Let's start by defining the piecewise function:
F(x) = 15(x - 65), if x > 65
F(x) = 15(40 - x), if x < 40
F(x) = 0, if 40 ≤ x ≤ 65
Explanation of the piecewise function:
1. If the driving speed (x) is greater than 65 mph, the fine is calculated by multiplying the excess speed (x - 65) by $15.
2. If the driving speed (x) is less than 40 mph, the fine is calculated by multiplying the shortfall in speed (40 - x) by $15.
3. If the driving speed (x) is within the range of 40 to 65 mph, there is no fine imposed; hence, the fine is 0.

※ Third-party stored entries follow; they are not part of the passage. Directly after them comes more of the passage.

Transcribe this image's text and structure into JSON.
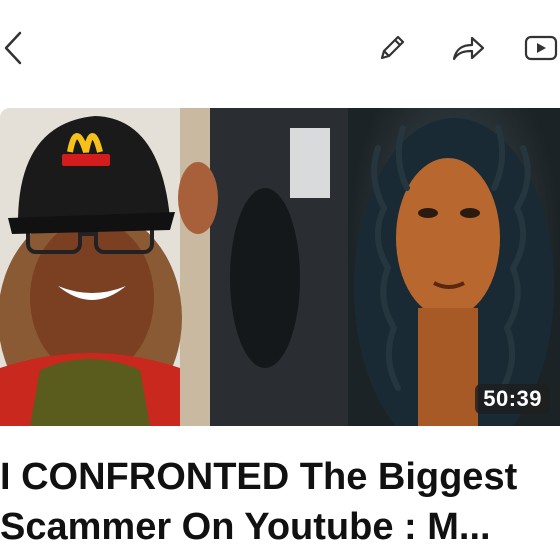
{
  "toolbar": {
    "back_icon": "chevron-left-icon",
    "edit_icon": "pencil-icon",
    "share_icon": "share-arrow-icon",
    "youtube_icon": "youtube-play-icon"
  },
  "video": {
    "duration": "50:39",
    "title_line1": "I CONFRONTED The Biggest",
    "title_line2": "Scammer On Youtube : M..."
  },
  "colors": {
    "text": "#111111",
    "icon": "#333333",
    "badge_bg": "#1e1e1e",
    "background": "#ffffff"
  }
}
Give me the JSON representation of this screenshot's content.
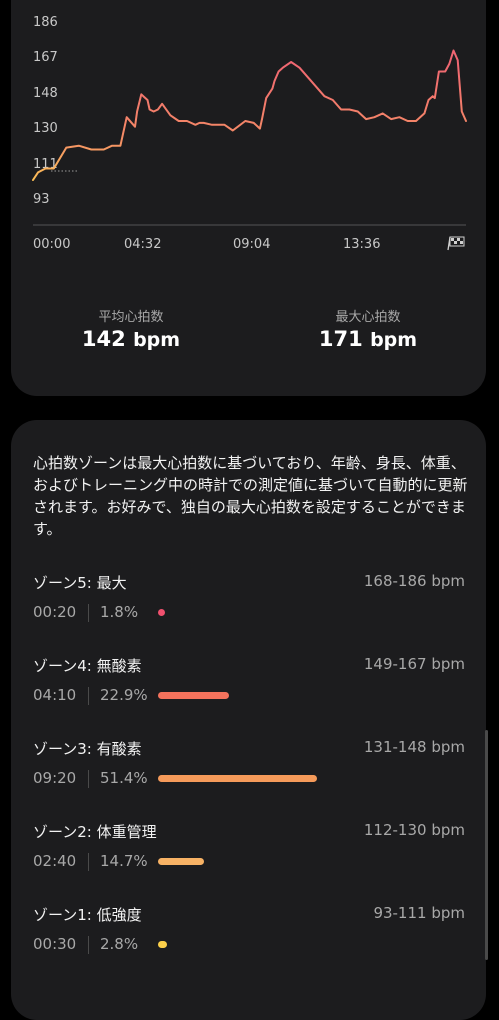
{
  "chart": {
    "y_ticks": [
      "186",
      "167",
      "148",
      "130",
      "111",
      "93"
    ],
    "x_ticks": [
      "00:00",
      "04:32",
      "09:04",
      "13:36"
    ],
    "end_icon": "finish-flag-icon"
  },
  "chart_data": {
    "type": "line",
    "xlabel": "",
    "ylabel": "",
    "x_unit": "minutes",
    "ylim": [
      93,
      186
    ],
    "xlim": [
      0,
      1040
    ],
    "x": [
      0,
      12,
      30,
      50,
      80,
      110,
      140,
      170,
      190,
      210,
      225,
      245,
      250,
      260,
      265,
      275,
      280,
      290,
      300,
      310,
      330,
      350,
      370,
      390,
      400,
      410,
      430,
      460,
      480,
      510,
      530,
      545,
      550,
      560,
      575,
      580,
      590,
      600,
      620,
      640,
      660,
      680,
      700,
      720,
      740,
      760,
      780,
      800,
      820,
      840,
      860,
      880,
      900,
      920,
      940,
      950,
      960,
      965,
      975,
      990,
      1000,
      1010,
      1020,
      1030,
      1040
    ],
    "y": [
      103,
      107,
      109,
      109,
      120,
      121,
      119,
      119,
      121,
      121,
      136,
      131,
      139,
      148,
      147,
      145,
      140,
      139,
      140,
      143,
      137,
      134,
      134,
      132,
      133,
      133,
      132,
      132,
      129,
      134,
      133,
      130,
      135,
      146,
      151,
      155,
      160,
      162,
      165,
      162,
      157,
      152,
      147,
      145,
      140,
      140,
      139,
      135,
      136,
      138,
      135,
      136,
      134,
      134,
      138,
      145,
      147,
      146,
      160,
      160,
      164,
      171,
      166,
      139,
      134
    ],
    "colors": {
      "low": "#ffd54f",
      "high": "#f06572",
      "mid": "#f48b66"
    }
  },
  "stats": {
    "avg_label": "平均心拍数",
    "avg_value": "142",
    "max_label": "最大心拍数",
    "max_value": "171",
    "unit": "bpm"
  },
  "zones_card": {
    "description": "心拍数ゾーンは最大心拍数に基づいており、年齢、身長、体重、およびトレーニング中の時計での測定値に基づいて自動的に更新されます。お好みで、独自の最大心拍数を設定することができます。",
    "zones": [
      {
        "name": "ゾーン5: 最大",
        "range": "168-186 bpm",
        "time": "00:20",
        "percent": "1.8%",
        "fraction": 0.018,
        "color": "#f0506e"
      },
      {
        "name": "ゾーン4: 無酸素",
        "range": "149-167 bpm",
        "time": "04:10",
        "percent": "22.9%",
        "fraction": 0.229,
        "color": "#f4725c"
      },
      {
        "name": "ゾーン3: 有酸素",
        "range": "131-148 bpm",
        "time": "09:20",
        "percent": "51.4%",
        "fraction": 0.514,
        "color": "#f59a5a"
      },
      {
        "name": "ゾーン2: 体重管理",
        "range": "112-130 bpm",
        "time": "02:40",
        "percent": "14.7%",
        "fraction": 0.147,
        "color": "#f7b265"
      },
      {
        "name": "ゾーン1: 低強度",
        "range": "93-111 bpm",
        "time": "00:30",
        "percent": "2.8%",
        "fraction": 0.028,
        "color": "#fcd04a"
      }
    ]
  }
}
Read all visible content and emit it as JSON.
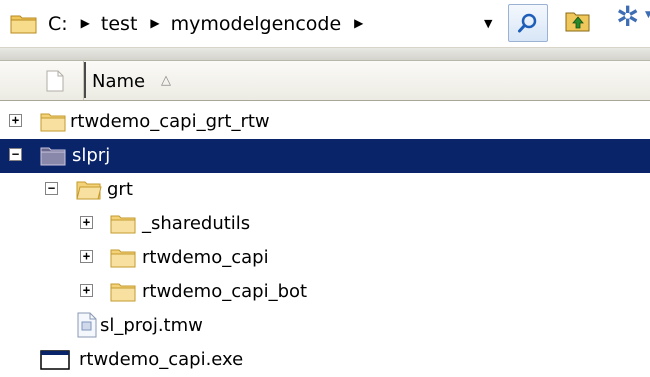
{
  "address": {
    "crumbs": [
      "C:",
      "test",
      "mymodelgencode"
    ],
    "separator": "▶",
    "dropdown_glyph": "▼",
    "icons": [
      "folder-icon",
      "search-icon",
      "folder-up-icon",
      "gear-icon"
    ]
  },
  "header": {
    "name_label": "Name",
    "sort_indicator": "△"
  },
  "tree": [
    {
      "label": "rtwdemo_capi_grt_rtw",
      "icon": "folder-icon",
      "expander": "+",
      "selected": false
    },
    {
      "label": "slprj",
      "icon": "folder-icon",
      "expander": "−",
      "selected": true
    },
    {
      "label": "grt",
      "icon": "folder-open-icon",
      "expander": "−",
      "selected": false
    },
    {
      "label": "_sharedutils",
      "icon": "folder-icon",
      "expander": "+",
      "selected": false
    },
    {
      "label": "rtwdemo_capi",
      "icon": "folder-icon",
      "expander": "+",
      "selected": false
    },
    {
      "label": "rtwdemo_capi_bot",
      "icon": "folder-icon",
      "expander": "+",
      "selected": false
    },
    {
      "label": "sl_proj.tmw",
      "icon": "file-icon",
      "expander": "",
      "selected": false
    },
    {
      "label": "rtwdemo_capi.exe",
      "icon": "exe-window-icon",
      "expander": "",
      "selected": false
    }
  ],
  "colors": {
    "selection": "#0a246a",
    "folder": "#f3d27a",
    "accent": "#3e6db3"
  }
}
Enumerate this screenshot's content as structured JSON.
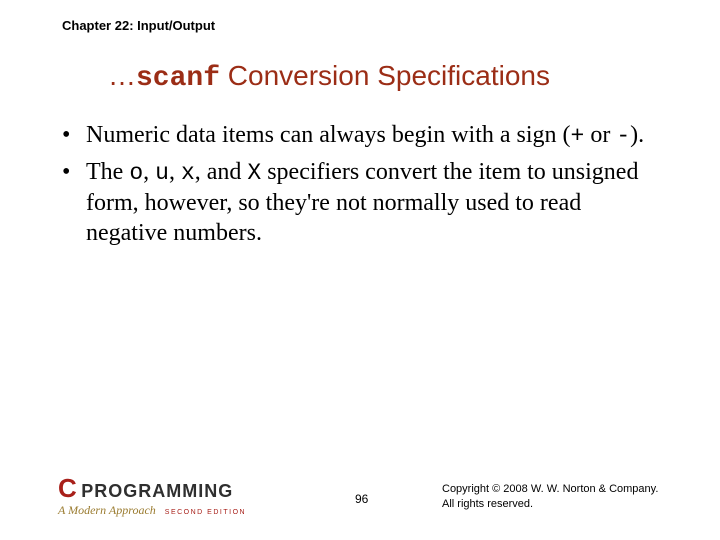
{
  "chapter": "Chapter 22: Input/Output",
  "title": {
    "prefix": "…",
    "code": "scanf",
    "rest": " Conversion Specifications"
  },
  "bullets": [
    {
      "pre": "Numeric data items can always begin with a sign (",
      "m1": "+",
      "mid": " or ",
      "m2": "-",
      "post": ")."
    },
    {
      "pre": "The ",
      "m1": "o",
      "mid1": ", ",
      "m2": "u",
      "mid2": ", ",
      "m3": "x",
      "mid3": ", and ",
      "m4": "X",
      "post": " specifiers convert the item to unsigned form, however, so they're not normally used to read negative numbers."
    }
  ],
  "logo": {
    "c": "C",
    "prog": "PROGRAMMING",
    "sub": "A Modern Approach",
    "edition": "SECOND EDITION"
  },
  "page": "96",
  "copyright": {
    "l1": "Copyright © 2008 W. W. Norton & Company.",
    "l2": "All rights reserved."
  }
}
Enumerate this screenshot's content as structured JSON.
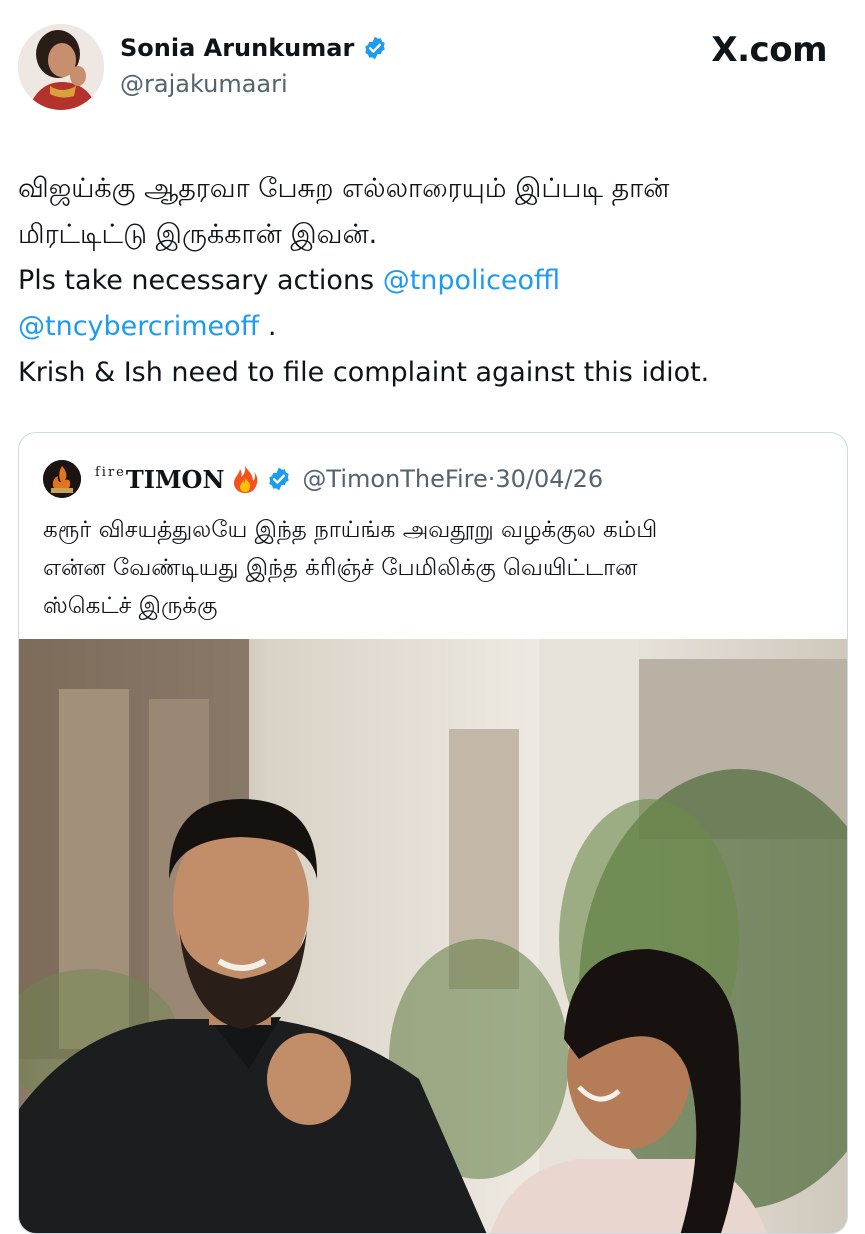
{
  "author": {
    "name": "Sonia Arunkumar",
    "handle": "@rajakumaari"
  },
  "site": {
    "logo_text": "X.com"
  },
  "tweet": {
    "line1": "விஜய்க்கு ஆதரவா பேசுற எல்லாரையும் இப்படி தான்",
    "line2": "மிரட்டிட்டு இருக்கான் இவன்.",
    "line3_prefix": "Pls take necessary actions ",
    "mention1": "@tnpoliceoffl",
    "mention2": "@tncybercrimeoff",
    "line4_suffix": " .",
    "line5": "Krish & Ish need to file complaint against this idiot."
  },
  "quote": {
    "name_sup": "fire",
    "name_main": "TIMON",
    "handle": "@TimonTheFire",
    "separator": "·",
    "date": "30/04/26",
    "line1": "கரூர் விசயத்துலயே இந்த நாய்ங்க அவதூறு வழக்குல கம்பி",
    "line2": "என்ன வேண்டியது இந்த க்ரிஞ்ச் பேமிலிக்கு வெயிட்டான",
    "line3": "ஸ்கெட்ச் இருக்கு"
  },
  "icons": {
    "verified": "verified-badge-icon",
    "fire": "fire-emoji-icon"
  },
  "colors": {
    "link": "#1d9bf0",
    "muted": "#536471",
    "text": "#0f1419",
    "border": "#cfd9de"
  }
}
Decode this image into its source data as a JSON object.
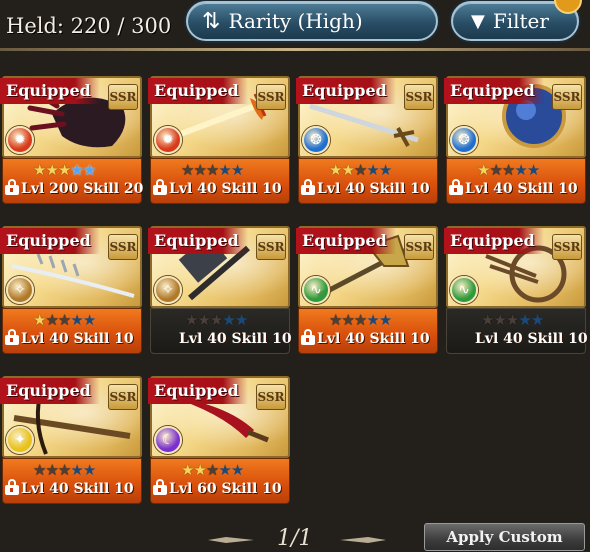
{
  "header": {
    "held_label": "Held:",
    "held_count": "220 / 300",
    "sort_label": "Rarity (High)",
    "filter_label": "Filter"
  },
  "cards": [
    {
      "equipped_label": "Equipped",
      "rarity": "SSR",
      "element": "fire",
      "element_color": "#d83a1a",
      "weapon_icon": "claw-gauntlet-icon",
      "uncaps": 3,
      "transcends": 2,
      "level_text": "Lvl 200 Skill 20",
      "locked": true,
      "footer": "orange"
    },
    {
      "equipped_label": "Equipped",
      "rarity": "SSR",
      "element": "fire",
      "element_color": "#d83a1a",
      "weapon_icon": "flame-sword-icon",
      "uncaps": 0,
      "transcends": 0,
      "level_text": "Lvl 40 Skill 10",
      "locked": true,
      "footer": "orange"
    },
    {
      "equipped_label": "Equipped",
      "rarity": "SSR",
      "element": "water",
      "element_color": "#1f6fd0",
      "weapon_icon": "long-sword-icon",
      "uncaps": 2,
      "transcends": 0,
      "level_text": "Lvl 40 Skill 10",
      "locked": true,
      "footer": "orange"
    },
    {
      "equipped_label": "Equipped",
      "rarity": "SSR",
      "element": "water",
      "element_color": "#1f6fd0",
      "weapon_icon": "orb-icon",
      "uncaps": 1,
      "transcends": 0,
      "level_text": "Lvl 40 Skill 10",
      "locked": true,
      "footer": "orange"
    },
    {
      "equipped_label": "Equipped",
      "rarity": "SSR",
      "element": "earth",
      "element_color": "#b07a2a",
      "weapon_icon": "bone-spear-icon",
      "uncaps": 1,
      "transcends": 0,
      "level_text": "Lvl 40 Skill 10",
      "locked": true,
      "footer": "orange"
    },
    {
      "equipped_label": "Equipped",
      "rarity": "SSR",
      "element": "earth",
      "element_color": "#b07a2a",
      "weapon_icon": "hammer-icon",
      "uncaps": 0,
      "transcends": 0,
      "level_text": "Lvl 40 Skill 10",
      "locked": false,
      "footer": "dark"
    },
    {
      "equipped_label": "Equipped",
      "rarity": "SSR",
      "element": "wind",
      "element_color": "#2e9a3a",
      "weapon_icon": "axe-icon",
      "uncaps": 0,
      "transcends": 0,
      "level_text": "Lvl 40 Skill 10",
      "locked": true,
      "footer": "orange"
    },
    {
      "equipped_label": "Equipped",
      "rarity": "SSR",
      "element": "wind",
      "element_color": "#2e9a3a",
      "weapon_icon": "harp-icon",
      "uncaps": 0,
      "transcends": 0,
      "level_text": "Lvl 40 Skill 10",
      "locked": false,
      "footer": "dark"
    },
    {
      "equipped_label": "Equipped",
      "rarity": "SSR",
      "element": "light",
      "element_color": "#e7c21a",
      "weapon_icon": "crossbow-icon",
      "uncaps": 0,
      "transcends": 0,
      "level_text": "Lvl 40 Skill 10",
      "locked": true,
      "footer": "orange"
    },
    {
      "equipped_label": "Equipped",
      "rarity": "SSR",
      "element": "dark",
      "element_color": "#7a2fd0",
      "weapon_icon": "crimson-blade-icon",
      "uncaps": 2,
      "transcends": 0,
      "level_text": "Lvl 60 Skill 10",
      "locked": true,
      "footer": "orange"
    }
  ],
  "pagination": {
    "page": "1/1"
  },
  "apply_filter_label": "Apply Custom Filter"
}
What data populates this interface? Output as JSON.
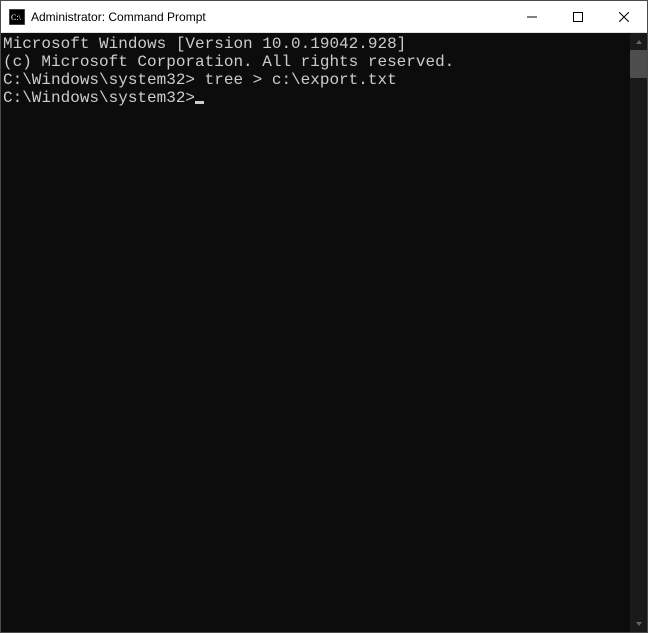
{
  "window": {
    "title": "Administrator: Command Prompt"
  },
  "terminal": {
    "line1": "Microsoft Windows [Version 10.0.19042.928]",
    "line2": "(c) Microsoft Corporation. All rights reserved.",
    "blank1": "",
    "prompt1_path": "C:\\Windows\\system32>",
    "prompt1_cmd": " tree > c:\\export.txt",
    "blank2": "",
    "prompt2_path": "C:\\Windows\\system32>"
  }
}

Now let's graph F(x) for the range of 1 ≤ x ≤ 100:
First, create a graph with the x-axis representing the driving speed (x) ranging from 1 to 100, and the y-axis representing the fine amount (F).
For x > 65:
- Draw a straight line starting from the point (65, 0) with a slope of 15. This line represents the fine amount for speeds above the maximum limit.
For x < 40:
- Draw a straight line starting from the point (40, 0) with a slope of -15. This line represents the fine amount for speeds below the minimum limit.
For 40 ≤ x ≤ 65:
- Draw a horizontal line at y = 0, representing no fine for speeds within the limit range.
The resulting graph will show increasing fines as the speed exceeds the maximum limit or falls below the minimum limit.
Please note that the graph will be a combination of straight lines, and the slopes of these lines represent the fine rate of $15 per mph over the limit or under the limit.